Nino Lyons was convicted of drug trafficking after a trial that lasted a week in 2001. The jurors heard testimony from witnesses about how they made enormous drug buys from Lyons. One said Lyons hired him to murder drug suppliers.

What the jury didn’t hear was that the witnesses were convicted felons who were given promises of early release from prison for their testimony. One witness who claimed to have made drug purchases from Lyons had trouble identifying his photograph.

Nino Lyons was sentenced to three years in prison. Now, in 2010 the judge who presided at Lyons’ trial has overturned his conviction. Not only that, he has declared that Lyons was innocent.

The Justice Department has offered no explanation for a false prosecution that cost Lyons his home, his businesses and nearly three years of freedom. They investigated the prosecutor in Lyons’ case, Bruce Hinshelwood, but refused to say whether he suffered any consequences. An state ethics panel ordered him to attend a one-day ethics workshop.

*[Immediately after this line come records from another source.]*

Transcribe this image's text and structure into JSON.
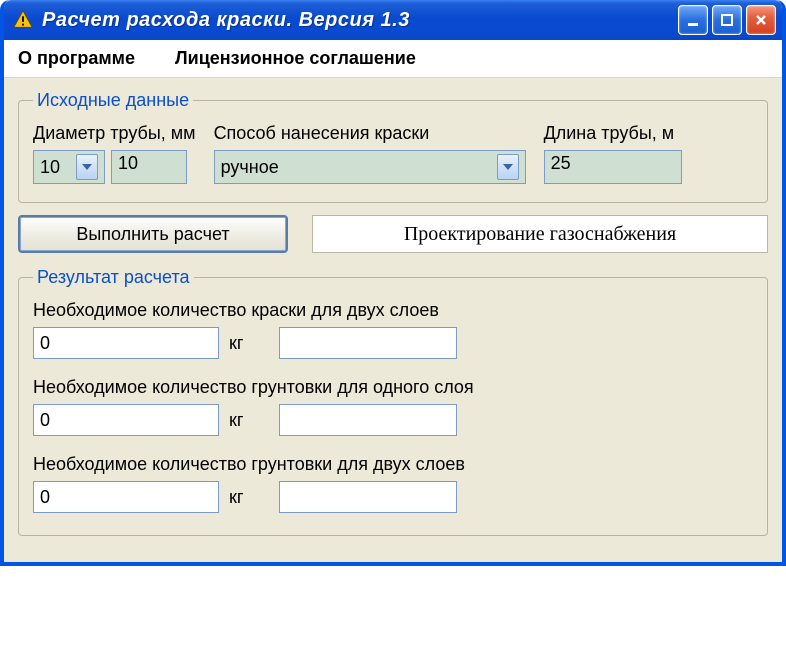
{
  "window": {
    "title": "Расчет расхода краски. Версия 1.3"
  },
  "menubar": {
    "about": "О программе",
    "license": "Лицензионное соглашение"
  },
  "inputs": {
    "legend": "Исходные данные",
    "diameter_label": "Диаметр трубы, мм",
    "diameter_combo": "10",
    "diameter_value": "10",
    "method_label": "Способ нанесения краски",
    "method_value": "ручное",
    "length_label": "Длина трубы, м",
    "length_value": "25"
  },
  "actions": {
    "calc_button": "Выполнить расчет",
    "promo_link": "Проектирование газоснабжения"
  },
  "results": {
    "legend": "Результат расчета",
    "paint2_label": "Необходимое количество краски для двух слоев",
    "paint2_value": "0",
    "paint2_unit": "кг",
    "primer1_label": "Необходимое количество грунтовки для одного слоя",
    "primer1_value": "0",
    "primer1_unit": "кг",
    "primer2_label": "Необходимое количество грунтовки для двух слоев",
    "primer2_value": "0",
    "primer2_unit": "кг"
  }
}
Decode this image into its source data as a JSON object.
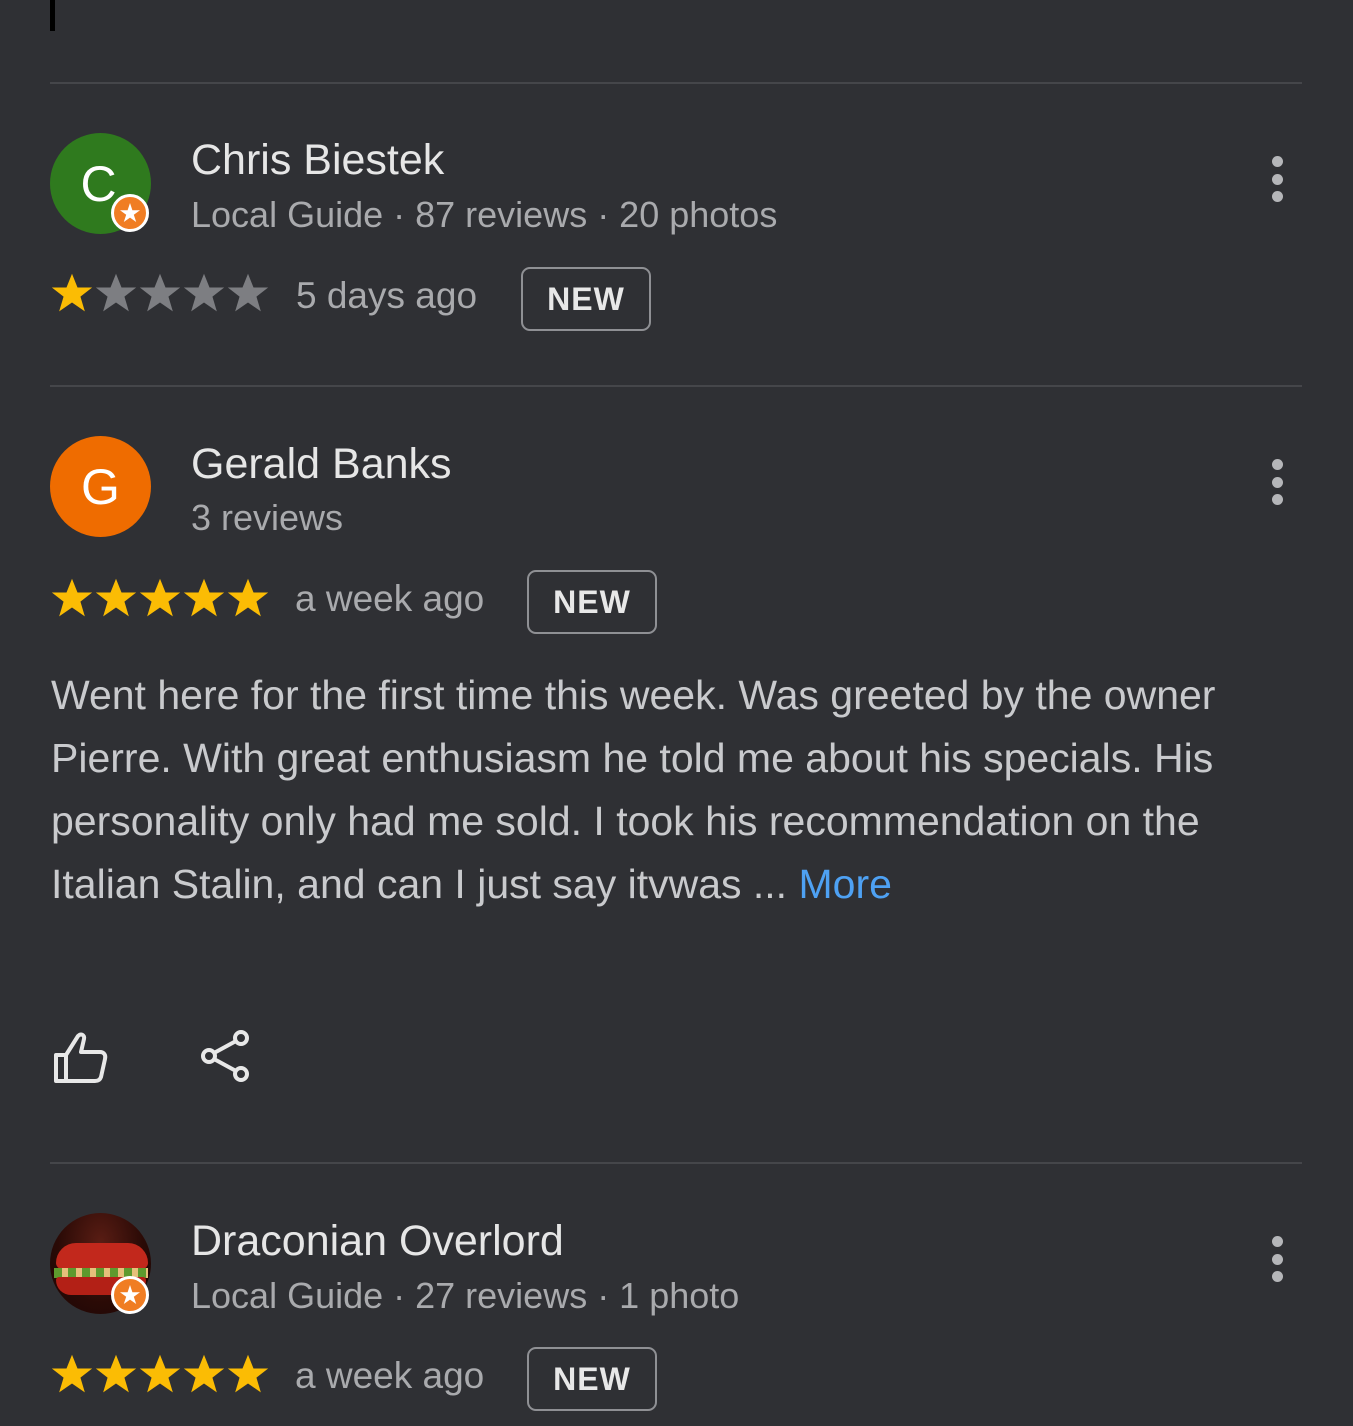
{
  "reviews": [
    {
      "name": "Chris Biestek",
      "avatar_letter": "C",
      "avatar_color": "#2f7a1e",
      "meta": "Local Guide · 87 reviews · 20 photos",
      "local_guide": true,
      "rating": 1,
      "max_rating": 5,
      "time": "5 days ago",
      "tag": "NEW"
    },
    {
      "name": "Gerald Banks",
      "avatar_letter": "G",
      "avatar_color": "#ef6c00",
      "meta": "3 reviews",
      "local_guide": false,
      "rating": 5,
      "max_rating": 5,
      "time": "a week ago",
      "tag": "NEW",
      "text": "Went here for the first time this week. Was greeted by the owner Pierre. With great enthusiasm he told me about his specials. His personality only had me sold. I took his recommendation on the Italian Stalin, and can I just say itvwas ... ",
      "more_label": "More",
      "actions": [
        "thumbs-up-icon",
        "share-icon"
      ]
    },
    {
      "name": "Draconian Overlord",
      "avatar_image": "sandwich photo",
      "meta": "Local Guide · 27 reviews · 1 photo",
      "local_guide": true,
      "rating": 5,
      "max_rating": 5,
      "time": "a week ago",
      "tag": "NEW"
    }
  ],
  "colors": {
    "background": "#2f3034",
    "star_filled": "#fbbc04",
    "star_empty": "#7d7e82",
    "link": "#4ea1f3",
    "local_guide_badge": "#f07d23"
  }
}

Asked about the judge’s ruling exonerating Lyons, Hinshelwood said only, “It is of no concern to me.” But it is of concern to Atlanta criminal defense attorneys, and increasingly to judges.

(Continued…)

U.S. District Court Judge Gregory Presnell savaged the Justice Department in a written order for “a concerted campaign of prosecutorial abuse” by attorneys who, he wrote, covered up evidence and let felons lie to the jury.

A prosecutor’s job is to seek justice, not just “score” convictions. But a USA Today investigation has discovered that prosecutors repeatedly have violated that duty in courtrooms across the nation. Prosecutorial misconduct has put innocent people in prison, set guilty people free and cost taxpayers millions of dollars in legal fees and sanctions. The abuses even threaten constitutional protections guaranteeing defendants a fair trial.

USA Today’s story found 201 criminal cases that followed 1997 reforms that were intended to rein in abuse, in which judges determined that prosecutors violated laws or ethics rules.

Judges blasted federal prosecutors for “flagrant” or “outrageous” abuse. Prosecutors were found to have been lying to courts and juries, hiding evidence, and breaking their word on plea bargains.

USA Today’s investigation, using state bar records, found only one federal prosecutor who was barred even temporarily from practicing law for misconduct during the past 12 years.